What Are Frostbites on Dogs?
Frostbite on dogs, also known as congelatio, is a condition that happens when a dog’s skin and tissue get damaged because of extreme cold. Normally, a dog’s fur keeps them warm in the winter. However, if the temperature drops below 32 degrees Fahrenheit, the cold can stop blood flow to parts of their body, leading to frozen tissue that may be permanently damaged.
Where Are Dog Frostbites Most Likely to Appear?
How To Prevent Frostbites on Dogs?
The best preventative measures one can take for dog frostbites is to keep the dog out of extremely cold temperatures where he will be more vulnerable to suffering a case of frostbite and buy him warm clothing. If you happen to be in the snow or in an extremely cold place, frostbite in dogs can be preventable by lessening the exposure to the temperature by allowing the dog to go indoors every now and then.
Various dog apparel is sold on the market that can certainly decrease the chances of dog frostbite.
You can purchase warm coats, dog snoods and neck warmers, hats, boots, and socks in order to sustain their blow flow in order to keep them warm, especially for those types of breeds who tend to have thinner coats or are more sensitive to cold conditions such as the smaller breeds.
Avoid Some Drugs
Some medications, such as beta-blockers for example, and certain health conditions such as diabetes, increase the risk of frostbite on dogs. Heart diseases and other medical issues that impair the blood flow also increase the chances. If your dog suffers from any such diseases, then they should not be exposed to the cold for long periods of time. Senior dogs of an older age should also be taken into consideration as they are more susceptible to the cold as well.
In addition, you can help your dog prevent frostbite by helping to maintain a great caloric consumption to fuel their bodies acting as a furnace to circulate heat in their bodies. Keep your dogs well hydrated at all times and always check their water source is not freezing. If your dog is an outside dog, provide outdoor housing shelter that keeps them well insulated and protected from cold, wind, and rain with adequate ventilation.
What Are the Symptoms of Frostbites in Dogs?
There are several signs in which one can detect frostbites in dogs including:
- icy extremities,
- tissue discoloration,
- shaking or shivering,
- pain, and
- brittle areas.
A dog’s extremities contain warm blood that systematically flows. However, when the warm blood leaves those areas or is drastically reduced due to the cold, the tissue begins to freeze and eventually dies out. This ultimately leads to loss of tissue and limbs such as feet, ears and even tails.
Canine frostbite is a serious issue and a dog’s body temperature during extremely cold temperatures should always be monitored.
The snow and frosty seasons may pose a risk to your dog so watch for symptoms of frostbites on dogs such as the skin becoming very pale often displaying a blueish white hue.

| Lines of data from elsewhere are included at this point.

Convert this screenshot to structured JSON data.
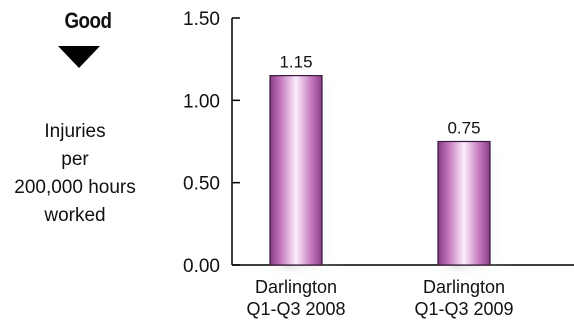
{
  "indicator": {
    "label": "Good",
    "arrow_icon": "down-triangle-icon"
  },
  "chart_data": {
    "type": "bar",
    "categories": [
      [
        "Darlington",
        "Q1-Q3 2008"
      ],
      [
        "Darlington",
        "Q1-Q3 2009"
      ]
    ],
    "values": [
      1.15,
      0.75
    ],
    "data_labels": [
      "1.15",
      "0.75"
    ],
    "ylabel": [
      "Injuries",
      "per",
      "200,000 hours",
      "worked"
    ],
    "ylim": [
      0,
      1.5
    ],
    "yticks": [
      0,
      0.5,
      1.0,
      1.5
    ],
    "ytick_labels": [
      "0.00",
      "0.50",
      "1.00",
      "1.50"
    ],
    "grid": false,
    "bar_color": "#c68fc4",
    "bar_edge_color": "#3a1a3a"
  }
}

This is an indication of lack of blood flow. When you touch the affected place in question, such as paws, it will feel cold and brittle and it may cause pain in the dog.
Once you notice the common signs of dog frostbites and it is obvious your dog is suffering, immediate action must be taken as it can lead to eventual cut off of blood flow. After treating this condition by warming up the affected area, it will become red as blood flow continues to make its way back, and you may notice some swelling and peel in the area.
How Are Canine Frostbites Diagnosed?
In a professional diagnosis, a veterinarian will examine the affected area very closely looking to see the current state of the tissue in the surrounding area. The exam will also take into consideration the amount of time the dog was exposed to the extreme temperatures. In order to assess if any internal damage has been done by the frostbite, blood tests and a urinalysis will be conducted.
A personal diagnosis can be made on the spot as soon as the affected dog shows any of the common symptoms of canine frostbite even before any medical attention is sought.
Evolution of Dog Frostbites
In most cases, you will have to be vigilant and look for the warning signs including the discoloration of the affected body part, swelling, skin ulcers or skin that is blackened and dead.
Once the condition has worsened and the tissue has died you will notice a dark blue and black color, a foul smell, pus forming, and a secondary bacterial infection.
After a period of several days, you will notice the skin begin to fall off. Ensure your dog does not go into hypothermia as this can prove to have fatal consequences.
In this case, watch for signs of hypothermia such as extremely low body temperature, lethargy, stiff movements, excessive shivering, and shallow breathing. In any case, always seek medical attention as soon as possible and do not wait when in doubt.
How To Treat Frostbites on Dogs?
What To Avoid?
Many people mistakenly believe that you should submerge dogs into a bath but do not do this as this can cause the body temperature to actually decrease more. Finally, do not give your dog any medications nor pain relievers in an attempt to soothe him as most are toxic to dogs.